Consistent with our hypothesis, ex vivo manufacturing using mTOR inhibition and IFN-α polarization consistently yielded a novel RAPA-201 DP that possessed a desirable phenotype relative to cytokine phenotype, memory status, and checkpoint expression. RAPA-201 recipients had preservation of T cell counts and Th1 cytokine secretion yet had increased T cell receptor clonality that associates with antitumor responses in the setting of monoclonal antibody checkpoint therapy.
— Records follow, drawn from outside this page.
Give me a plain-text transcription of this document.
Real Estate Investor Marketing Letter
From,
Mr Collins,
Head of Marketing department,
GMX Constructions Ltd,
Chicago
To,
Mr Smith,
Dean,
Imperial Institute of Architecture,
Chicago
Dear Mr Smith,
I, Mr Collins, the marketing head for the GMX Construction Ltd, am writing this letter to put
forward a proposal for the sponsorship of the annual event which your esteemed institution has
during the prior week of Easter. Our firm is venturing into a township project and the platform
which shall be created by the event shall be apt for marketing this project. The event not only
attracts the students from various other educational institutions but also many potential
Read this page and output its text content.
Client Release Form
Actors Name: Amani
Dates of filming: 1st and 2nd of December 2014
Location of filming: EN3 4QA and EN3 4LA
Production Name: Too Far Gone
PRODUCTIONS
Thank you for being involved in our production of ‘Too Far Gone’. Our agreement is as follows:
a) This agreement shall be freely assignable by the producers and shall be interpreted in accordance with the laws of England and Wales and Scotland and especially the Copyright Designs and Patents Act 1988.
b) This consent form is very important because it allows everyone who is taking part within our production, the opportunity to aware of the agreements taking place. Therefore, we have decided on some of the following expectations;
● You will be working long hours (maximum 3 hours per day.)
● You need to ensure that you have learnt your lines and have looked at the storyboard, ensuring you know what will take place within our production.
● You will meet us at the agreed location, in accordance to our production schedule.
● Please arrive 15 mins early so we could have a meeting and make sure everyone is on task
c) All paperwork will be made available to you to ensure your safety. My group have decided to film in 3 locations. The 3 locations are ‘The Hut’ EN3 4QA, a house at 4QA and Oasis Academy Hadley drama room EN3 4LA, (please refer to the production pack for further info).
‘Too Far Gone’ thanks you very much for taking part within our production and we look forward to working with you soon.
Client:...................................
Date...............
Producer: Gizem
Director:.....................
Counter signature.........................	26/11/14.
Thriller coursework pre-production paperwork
RAPA-201 therapy overcomes previous barriers to effective autologous polyclonal T-cell therapy, as it is feasible to manufacture, exquisitely safe to administer, and mediates remission in patients with RRMM.
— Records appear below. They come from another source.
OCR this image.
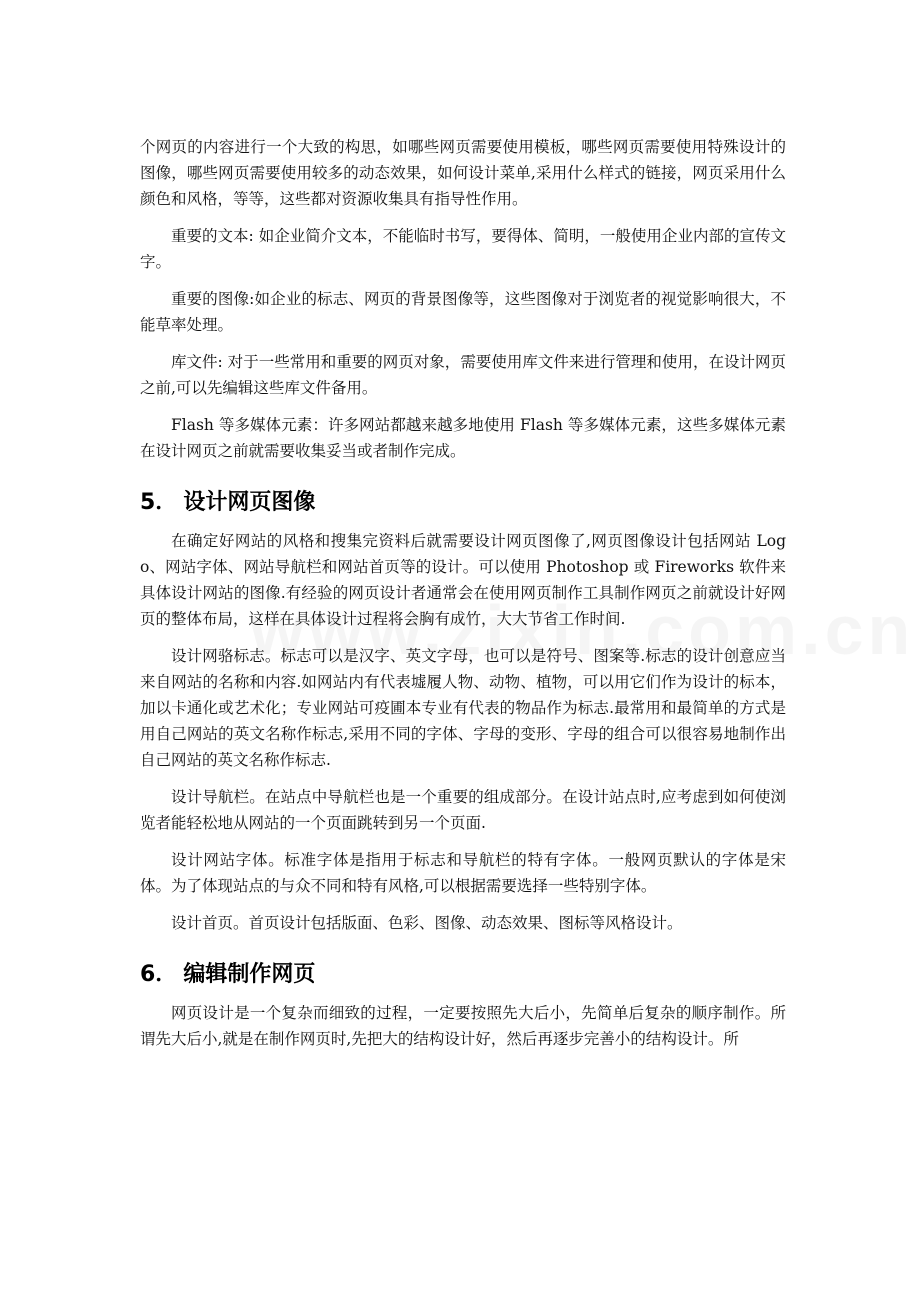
个网页的内容进行一个大致的构思，如哪些网页需要使用模板，哪些网页需要使用特殊设计的图像，哪些网页需要使用较多的动态效果，如何设计菜单,采用什么样式的链接，网页采用什么颜色和风格，等等，这些都对资源收集具有指导性作用。

重要的文本: 如企业简介文本，不能临时书写，要得体、简明，一般使用企业内部的宣传文字。

重要的图像:如企业的标志、网页的背景图像等，这些图像对于浏览者的视觉影响很大，不能草率处理。

库文件: 对于一些常用和重要的网页对象，需要使用库文件来进行管理和使用，在设计网页之前,可以先编辑这些库文件备用。

Flash 等多媒体元素：许多网站都越来越多地使用 Flash 等多媒体元素，这些多媒体元素在设计网页之前就需要收集妥当或者制作完成。

5． 设计网页图像

在确定好网站的风格和搜集完资料后就需要设计网页图像了,网页图像设计包括网站 Logo、网站字体、网站导航栏和网站首页等的设计。可以使用 Photoshop 或 Fireworks 软件来具体设计网站的图像.有经验的网页设计者通常会在使用网页制作工具制作网页之前就设计好网页的整体布局，这样在具体设计过程将会胸有成竹，大大节省工作时间.

设计网骆标志。标志可以是汉字、英文字母，也可以是符号、图案等.标志的设计创意应当来自网站的名称和内容.如网站内有代表墟履人物、动物、植物，可以用它们作为设计的标本，加以卡通化或艺术化；专业网站可疫圃本专业有代表的物品作为标志.最常用和最简单的方式是用自己网站的英文名称作标志,采用不同的字体、字母的变形、字母的组合可以很容易地制作出自己网站的英文名称作标志.

设计导航栏。在站点中导航栏也是一个重要的组成部分。在设计站点时,应考虑到如何使浏览者能轻松地从网站的一个页面跳转到另一个页面.

设计网站字体。标准字体是指用于标志和导航栏的特有字体。一般网页默认的字体是宋体。为了体现站点的与众不同和特有风格,可以根据需要选择一些特别字体。

设计首页。首页设计包括版面、色彩、图像、动态效果、图标等风格设计。

6． 编辑制作网页

网页设计是一个复杂而细致的过程，一定要按照先大后小，先简单后复杂的顺序制作。所谓先大后小,就是在制作网页时,先把大的结构设计好，然后再逐步完善小的结构设计。所
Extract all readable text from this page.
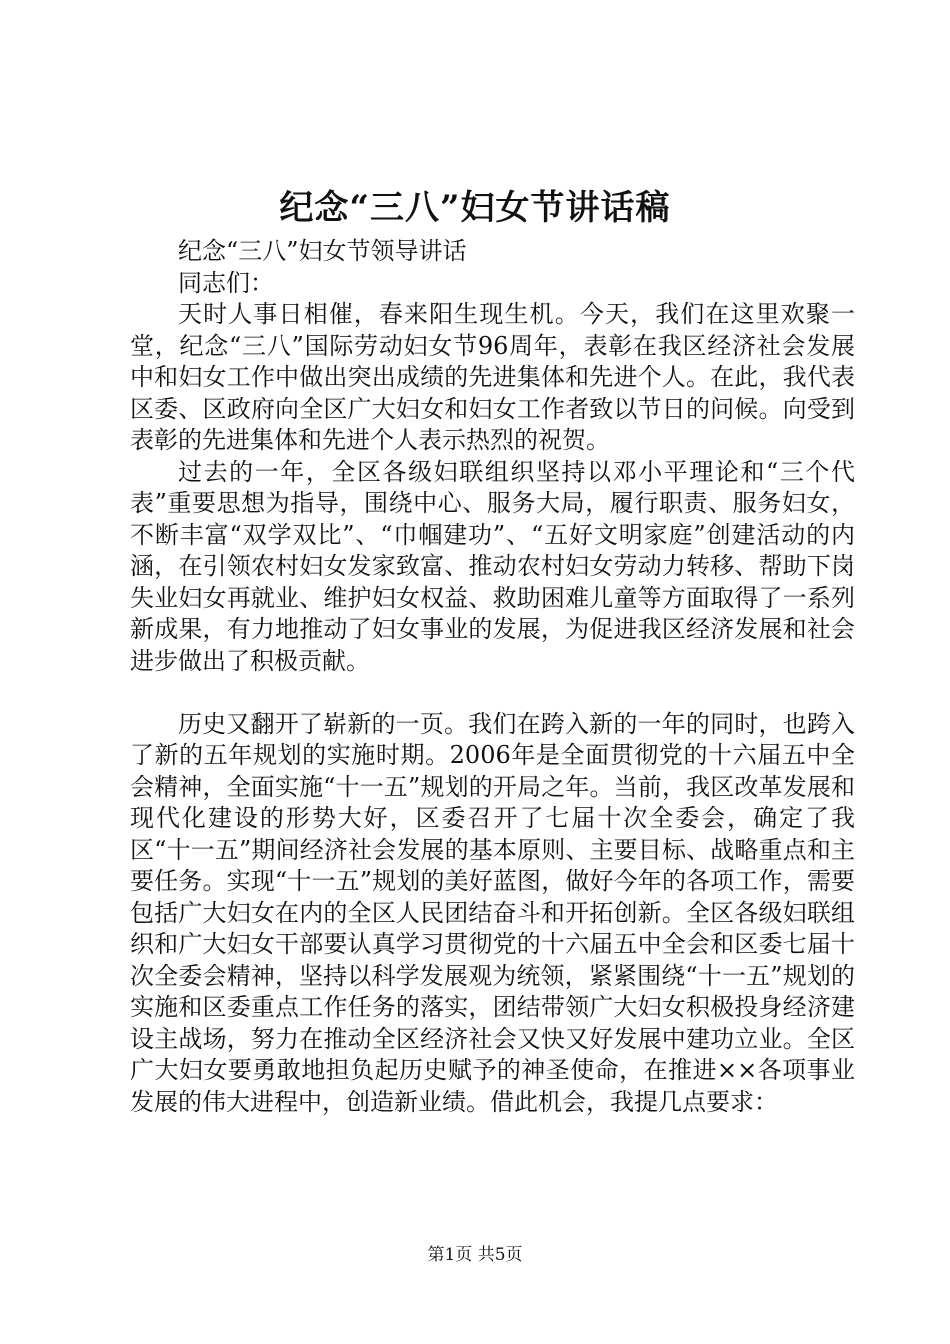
纪念“三八”妇女节讲话稿

纪念“三八”妇女节领导讲话

同志们：

天时人事日相催，春来阳生现生机。今天，我们在这里欢聚一堂，纪念“三八”国际劳动妇女节96周年，表彰在我区经济社会发展中和妇女工作中做出突出成绩的先进集体和先进个人。在此，我代表区委、区政府向全区广大妇女和妇女工作者致以节日的问候。向受到表彰的先进集体和先进个人表示热烈的祝贺。

过去的一年，全区各级妇联组织坚持以邓小平理论和“三个代表”重要思想为指导，围绕中心、服务大局，履行职责、服务妇女，不断丰富“双学双比”、“巾帼建功”、“五好文明家庭”创建活动的内涵，在引领农村妇女发家致富、推动农村妇女劳动力转移、帮助下岗失业妇女再就业、维护妇女权益、救助困难儿童等方面取得了一系列新成果，有力地推动了妇女事业的发展，为促进我区经济发展和社会进步做出了积极贡献。

历史又翻开了崭新的一页。我们在跨入新的一年的同时，也跨入了新的五年规划的实施时期。2006年是全面贯彻党的十六届五中全会精神，全面实施“十一五”规划的开局之年。当前，我区改革发展和现代化建设的形势大好，区委召开了七届十次全委会，确定了我区“十一五”期间经济社会发展的基本原则、主要目标、战略重点和主要任务。实现“十一五”规划的美好蓝图，做好今年的各项工作，需要包括广大妇女在内的全区人民团结奋斗和开拓创新。全区各级妇联组织和广大妇女干部要认真学习贯彻党的十六届五中全会和区委七届十次全委会精神，坚持以科学发展观为统领，紧紧围绕“十一五”规划的实施和区委重点工作任务的落实，团结带领广大妇女积极投身经济建设主战场，努力在推动全区经济社会又快又好发展中建功立业。全区广大妇女要勇敢地担负起历史赋予的神圣使命，在推进××各项事业发展的伟大进程中，创造新业绩。借此机会，我提几点要求：

第1页 共5页
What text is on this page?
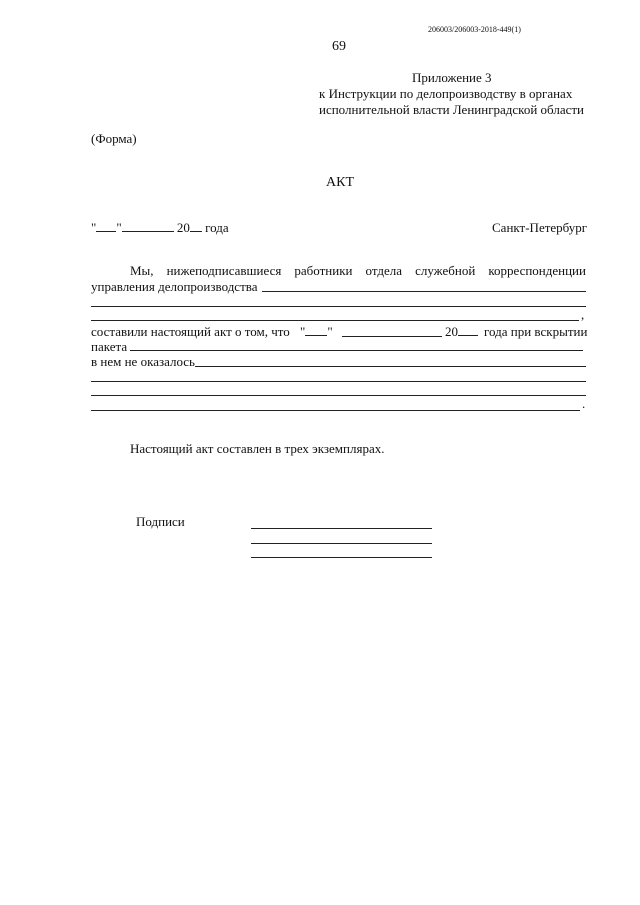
206003/206003-2018-449(1)
69
Приложение 3
к Инструкции по делопроизводству в органах
исполнительной власти Ленинградской области
(Форма)
АКТ
" "	20 года	Санкт-Петербург
Мы, нижеподписавшиеся работники отдела служебной корреспонденции
управления делопроизводства
,
составили настоящий акт о том, что " "	20	года при вскрытии
пакета
в нем не оказалось
.
Настоящий акт составлен в трех экземплярах.
Подписи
ClinicalTrials.gov: NCT04176380.
通过mTOR抑制和IFN-α极化进行表观遗传重编程的多克隆自体T细胞(RAPA-201)代表了一种癌症过继性T细胞治疗的新方法。体外抑制mTOR会导致向T中央记忆(Tcm)细胞转变,而体外IFN-α则促进I型细胞因子的产生,已知这些功能中的每一种都能增强癌症的过继性T细胞治疗效果。之前在同种异体移植背景下评估了向II型细胞因子表型极化的雷帕霉素抗性T细胞。
该临床试验(NCT04176380)评估了RAPA-201疗法联合氟达拉滨减量低剂量宿主预处理用于治疗复发、难治性多发性骨髓瘤(RRMM)患者的疗效。
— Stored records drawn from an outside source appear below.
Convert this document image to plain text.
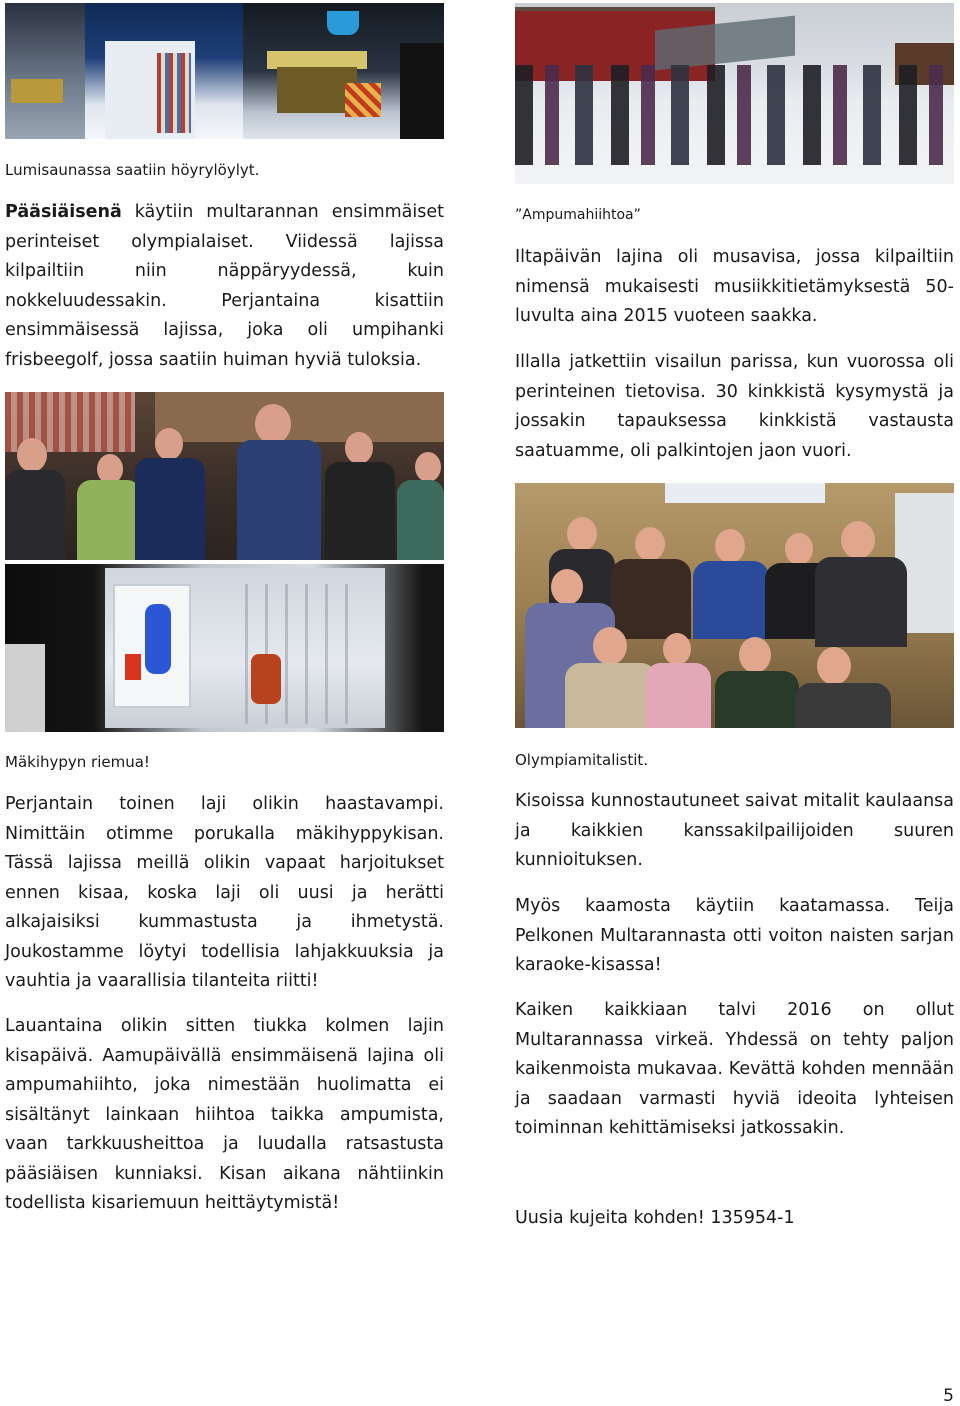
Lumisaunassa saatiin höyrylöylyt.
”Ampumahiihtoa”
Pääsiäisenä käytiin multarannan ensimmäiset perinteiset olympialaiset. Viidessä lajissa kilpailtiin niin näppäryydessä, kuin nokkeluudessakin. Perjantaina kisattiin ensimmäisessä lajissa, joka oli umpihanki frisbeegolf, jossa saatiin huiman hyviä tuloksia.
Iltapäivän lajina oli musavisa, jossa kilpailtiin nimensä mukaisesti musiikkitietämyksestä 50-luvulta aina 2015 vuoteen saakka.
Illalla jatkettiin visailun parissa, kun vuorossa oli perinteinen tietovisa. 30 kinkkistä kysymystä ja jossakin tapauksessa kinkkistä vastausta saatuamme, oli palkintojen jaon vuori.
Mäkihypyn riemua!	Olympiamitalistit.
Perjantain toinen laji olikin haastavampi. Nimittäin otimme porukalla mäkihyppykisan. Tässä lajissa meillä olikin vapaat harjoitukset ennen kisaa, koska laji oli uusi ja herätti alkajaisiksi kummastusta ja ihmetystä. Joukostamme löytyi todellisia lahjakkuuksia ja vauhtia ja vaarallisia tilanteita riitti!
Lauantaina olikin sitten tiukka kolmen lajin kisapäivä. Aamupäivällä ensimmäisenä lajina oli ampumahiihto, joka nimestään huolimatta ei sisältänyt lainkaan hiihtoa taikka ampumista, vaan tarkkuusheittoa ja luudalla ratsastusta pääsiäisen kunniaksi. Kisan aikana nähtiinkin todellista kisariemuun heittäytymistä!
Kisoissa kunnostautuneet saivat mitalit kaulaansa ja kaikkien kanssakilpailijoiden suuren kunnioituksen.
Myös kaamosta käytiin kaatamassa. Teija Pelkonen Multarannasta otti voiton naisten sarjan karaoke-kisassa!
Kaiken kaikkiaan talvi 2016 on ollut Multarannassa virkeä. Yhdessä on tehty paljon kaikenmoista mukavaa. Kevättä kohden mennään ja saadaan varmasti hyviä ideoita lyhteisen toiminnan kehittämiseksi jatkossakin.
Uusia kujeita kohden! 135954-1
5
2020年12月至2022年12月,14例RRMM患者接受了中位3次RAPA-201输注(中位剂量,80×10⁶个细胞)。RAPA-201药物产品(DPs)具有以下特点:多克隆;富含T细胞;免疫检查点表达降低,包括PD1、CD73和LAIR1;并优先分泌Th1细胞因子。每个周期给予的化疗药物中位剂量为:环磷酰胺总量1817mg(范围1100 - 2200mg),喷司他丁2.35mg/m²(范围0 - 16mg/m²)。14例患者中有9例(64%)实现疾病缓解,包括8例部分缓解和1例严格完全缓解。中位无进展生存期为6.0个月(范围2.1至>16.8个月)。没有任何归因于RAPA-201的任何级别的毒性反应,包括没有细胞因子释放综合征和没有免疫效应细胞相关神经毒性综合征。14例患者中只有4例(29%)发生了任何归因的严重不良事件(≥3级)。
与我们的假设一致,使用mTOR抑制和IFN-α极化的体外制备方法持续产生了一种新型的RAPA-201 DP,其在细胞因子表型、记忆状态和检查点表达方面具有理想的表型。接受RAPA-201治疗的患者T细胞计数和Th1细胞因子分泌得以保留,但T细胞受体克隆性增加,这与单克隆抗体检查点治疗背景下的抗肿瘤反应相关。RAPA-201疗法克服了以往有效自体多克隆T细胞治疗的障碍,因为它制备可行、给药极其安全,并能使RRMM患者获得缓解。
ClinicalTrials.gov:NCT04176380。